Park, Shin share LPGA Texas Classic lead after first round
THE COLONY, Texas (AP) Nicole Broch Larsen was penalized one shot for causing her ball to move while at rest during the second and final round of the weather-abbreviated LPGA Texas Classic on Saturday, causing her to fall into a five-way tie for the lead.
Broch Larsen played 32 holes Saturday in 6 under after not playing Thursday or Friday. She was tied with Sung Hyun Park, Jenny Shin, Aditi Ashok and Gaby Lopez. Park and Shin had yet to begin their second rounds.
Broch Larsen, a 23-year-old Dane who has never won on the LPGA Tour, thought she had finished her day at 7 under for the tournament before she was informed that a video review had found she caused her ball to move on the par-5 fourth hole, her second-to-last hole of the day. The penalty gave her a par on the hole instead of a birdie.
An on-course rules official initially deemed there to be no penalty against Broch Larsen. Because she was following the direction of the official, Broch Larsen did not receive an additional penalty from playing her ball from the wrong place, the LPGA announced late Saturday.
Broch Larsen will finish on Sunday morning. Half the players had yet to begin their second rounds.
Thursday’s play was canceled, and rain delayed the start on Friday by 8 hours, resulting in the tournament being reduced from 72 holes to 36. There was no cut, but only the top 70 and ties in the 144-woman field will receive prize money.
Park and Shin led after the first round at 6-under 66 and were to play their second rounds on Sunday. Ashok was 6 under through 14 holes of her second round, and Lopez was 6 under through 11.

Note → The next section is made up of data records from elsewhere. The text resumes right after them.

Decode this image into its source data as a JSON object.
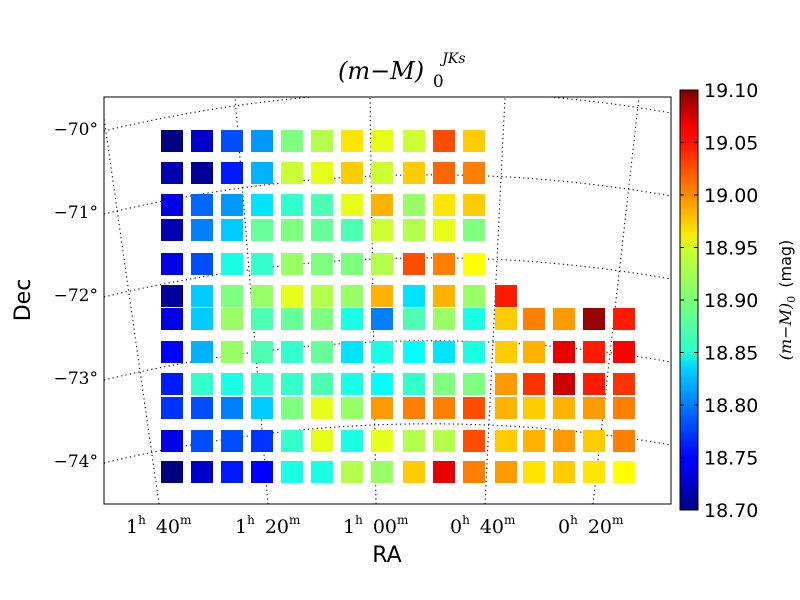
{
  "chart_data": {
    "type": "heatmap",
    "title": "(m−M)0JKs",
    "title_parts": {
      "main": "(m−M)",
      "sub": "0",
      "sup": "JKs"
    },
    "xlabel": "RA",
    "ylabel": "Dec",
    "ra_ticks": [
      {
        "h": "1",
        "m": "40"
      },
      {
        "h": "1",
        "m": "20"
      },
      {
        "h": "1",
        "m": "00"
      },
      {
        "h": "0",
        "m": "40"
      },
      {
        "h": "0",
        "m": "20"
      }
    ],
    "dec_ticks": [
      "−70°",
      "−71°",
      "−72°",
      "−73°",
      "−74°"
    ],
    "colorbar": {
      "label": "(m−M)0 (mag)",
      "label_parts": {
        "main": "(m−M)",
        "sub": "0",
        "unit": "(mag)"
      },
      "min": 18.7,
      "max": 19.1,
      "ticks": [
        "18.70",
        "18.75",
        "18.80",
        "18.85",
        "18.90",
        "18.95",
        "19.00",
        "19.05",
        "19.10"
      ]
    },
    "grid": "dotted RA/Dec graticule",
    "tile_rows": [
      [
        18.7,
        18.73,
        18.78,
        18.81,
        18.9,
        18.92,
        18.96,
        18.94,
        18.93,
        19.02,
        18.97
      ],
      [
        18.72,
        18.71,
        18.76,
        18.82,
        18.93,
        18.94,
        18.97,
        18.93,
        18.97,
        19.01,
        19.0
      ],
      [
        18.74,
        18.79,
        18.81,
        18.84,
        18.87,
        18.88,
        18.94,
        18.98,
        18.91,
        18.96,
        18.97
      ],
      [
        18.72,
        18.8,
        18.83,
        18.89,
        18.9,
        18.89,
        18.88,
        18.93,
        18.92,
        18.94,
        18.9
      ],
      [
        18.74,
        18.78,
        18.86,
        18.87,
        18.91,
        18.9,
        18.9,
        18.92,
        19.02,
        19.0,
        18.95
      ],
      [
        18.71,
        18.83,
        18.9,
        18.91,
        18.94,
        18.92,
        18.91,
        18.98,
        18.84,
        18.98,
        18.91,
        19.04
      ],
      [
        18.74,
        18.83,
        18.91,
        18.88,
        18.89,
        18.9,
        18.86,
        18.8,
        18.88,
        18.91,
        18.86,
        18.97,
        19.0,
        18.99,
        19.09,
        19.04
      ],
      [
        18.75,
        18.82,
        18.91,
        18.88,
        18.87,
        18.89,
        18.84,
        18.86,
        18.85,
        18.84,
        18.86,
        18.97,
        18.98,
        19.06,
        19.04,
        19.05
      ],
      [
        18.76,
        18.87,
        18.86,
        18.87,
        18.87,
        18.88,
        18.86,
        18.85,
        18.87,
        18.9,
        18.9,
        18.99,
        19.03,
        19.07,
        19.04,
        19.03
      ],
      [
        18.77,
        18.78,
        18.8,
        18.83,
        18.9,
        18.94,
        18.91,
        18.99,
        19.0,
        19.0,
        19.02,
        18.98,
        18.97,
        18.98,
        18.99,
        19.0
      ],
      [
        18.74,
        18.78,
        18.78,
        18.77,
        18.87,
        18.94,
        18.86,
        18.94,
        18.92,
        18.92,
        19.02,
        18.97,
        18.98,
        18.99,
        18.97,
        19.0
      ],
      [
        18.7,
        18.73,
        18.76,
        18.75,
        18.86,
        18.86,
        18.92,
        18.91,
        18.97,
        19.06,
        19.0,
        18.99,
        18.96,
        18.97,
        18.96,
        18.95
      ]
    ]
  }
}
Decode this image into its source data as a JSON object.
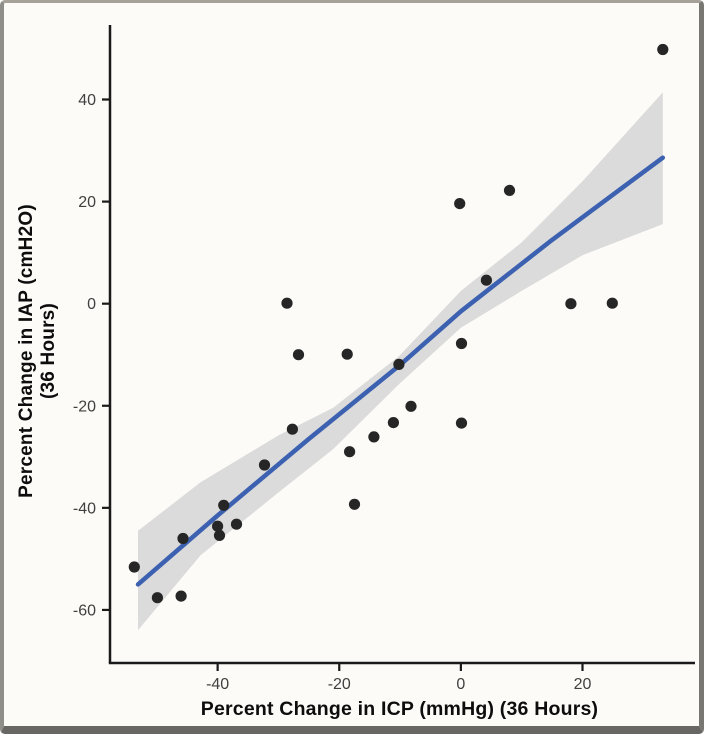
{
  "figure": {
    "background": "#fcfbf7",
    "frame_color": "#787772"
  },
  "chart_data": {
    "type": "scatter",
    "title": "",
    "xlabel": "Percent Change in ICP (mmHg) (36 Hours)",
    "ylabel_line1": "Percent Change in IAP (cmH2O)",
    "ylabel_line2": "(36 Hours)",
    "x_ticks": [
      -40,
      -20,
      0,
      20
    ],
    "y_ticks": [
      40,
      20,
      0,
      -20,
      -40,
      -60
    ],
    "xlim": [
      -57.7,
      38.5
    ],
    "ylim": [
      -70.4,
      54.6
    ],
    "grid": false,
    "legend": "none",
    "point_color": "#262626",
    "axis_color": "#1a1a1a",
    "tick_label_color": "#404040",
    "points": [
      [
        33.2,
        49.8
      ],
      [
        8,
        22.2
      ],
      [
        -0.2,
        19.6
      ],
      [
        4.2,
        4.6
      ],
      [
        18.1,
        0
      ],
      [
        24.9,
        0.1
      ],
      [
        0.1,
        -7.8
      ],
      [
        -10.2,
        -11.9
      ],
      [
        -28.6,
        0.1
      ],
      [
        -26.7,
        -10
      ],
      [
        -18.7,
        -9.9
      ],
      [
        -8.2,
        -20.1
      ],
      [
        -11.1,
        -23.3
      ],
      [
        -14.3,
        -26.1
      ],
      [
        0.1,
        -23.4
      ],
      [
        -18.3,
        -29
      ],
      [
        -17.5,
        -39.3
      ],
      [
        -27.7,
        -24.6
      ],
      [
        -32.3,
        -31.6
      ],
      [
        -39,
        -39.5
      ],
      [
        -40,
        -43.6
      ],
      [
        -36.9,
        -43.2
      ],
      [
        -39.7,
        -45.4
      ],
      [
        -45.7,
        -46
      ],
      [
        -53.7,
        -51.6
      ],
      [
        -49.9,
        -57.6
      ],
      [
        -46,
        -57.3
      ]
    ],
    "trend_line": {
      "type": "smooth",
      "color": "#3c61b0",
      "points": [
        [
          -53.1,
          -55
        ],
        [
          -40,
          -41.5
        ],
        [
          -25,
          -26.5
        ],
        [
          -10,
          -12
        ],
        [
          0,
          -1.5
        ],
        [
          15,
          12.5
        ],
        [
          33.2,
          28.6
        ]
      ]
    },
    "confidence_band": {
      "color": "#dbdbdb",
      "upper": [
        [
          -53.1,
          -44.5
        ],
        [
          -42.8,
          -35
        ],
        [
          -30,
          -25.8
        ],
        [
          -21,
          -20.4
        ],
        [
          -10.2,
          -10.3
        ],
        [
          0,
          2.5
        ],
        [
          10,
          12
        ],
        [
          20,
          24
        ],
        [
          33.2,
          41.4
        ]
      ],
      "lower": [
        [
          -53.1,
          -64
        ],
        [
          -42.8,
          -49.3
        ],
        [
          -30,
          -37
        ],
        [
          -21,
          -28.5
        ],
        [
          -10.2,
          -15.8
        ],
        [
          0,
          -4.7
        ],
        [
          10,
          2.5
        ],
        [
          20,
          9.5
        ],
        [
          33.2,
          15.6
        ]
      ]
    }
  }
}
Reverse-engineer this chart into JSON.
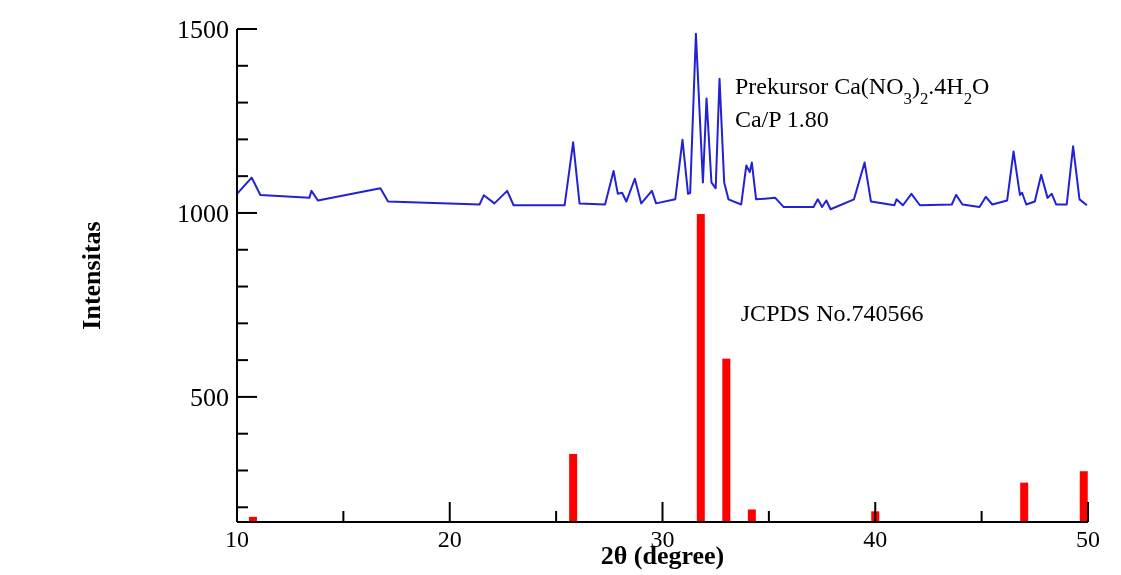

Park, last year’s U.S. Women’s Open champion and the top-ranked player in the field at No. 5, had seven birdies and one bogey at the 6,475-yard Old American Golf Club, which is hosting the event for the first time. She was 6 under when play was halted on Friday and parred her remaining four holes on Saturday.
Shin, also from South Korea, was 4-under through 14 on Friday. On Saturday, she birdied the par-3 seventh and the par-4 ninth. Shin’s only career LPGA Tour win was two years ago at this tournament’s previous home, Las Colinas Country Club in Irving.
”I’m really happy, despite all the waiting,” Shin said. ”I think we actually got the better end of the wave. Yesterday’s conditions were absolutely flawless. There was no wind. And they set up the golf course, you know, as if it was prepared for a 30-mile-per-hour wind, so it was much easier than what we expected. And I had a bogey-free round, so it’s been really good.”
After heavy rains and gusty wind Thursday and Friday, Saturday featured bright sunshine and temperatures in the low 80s.
Ashok, a 20-year-old from India, collected five birdies and a bogey in her final eight holes on Saturday. She tied for seventh last week at Lake Merced, her best LPGA finish.
Ashok’s final shot of the day was an 11-foot birdie putt after the horn had sounded to end play. Players had the option of finishing the hole they had started or stopping and continuing from the same spot Sunday morning. There was no question in Ashok’s mind that she would continue.
”I felt like I was putting it good,” she said. ”I felt like I wouldn’t want to make that putt in the morning having no feel to go by.
”Obviously, I want to have a good finish here so that I can make it to the U.S. Open. That’s my goal. I have four holes left, and I’m going to try to do the best that I can in the conditions that I’m going to play in in the morning. Some girls who are at 6-under, they have 18 holes to go. I’m pretty confident they’re going to shoot low numbers tomorrow, but still I want to give them something to go for.”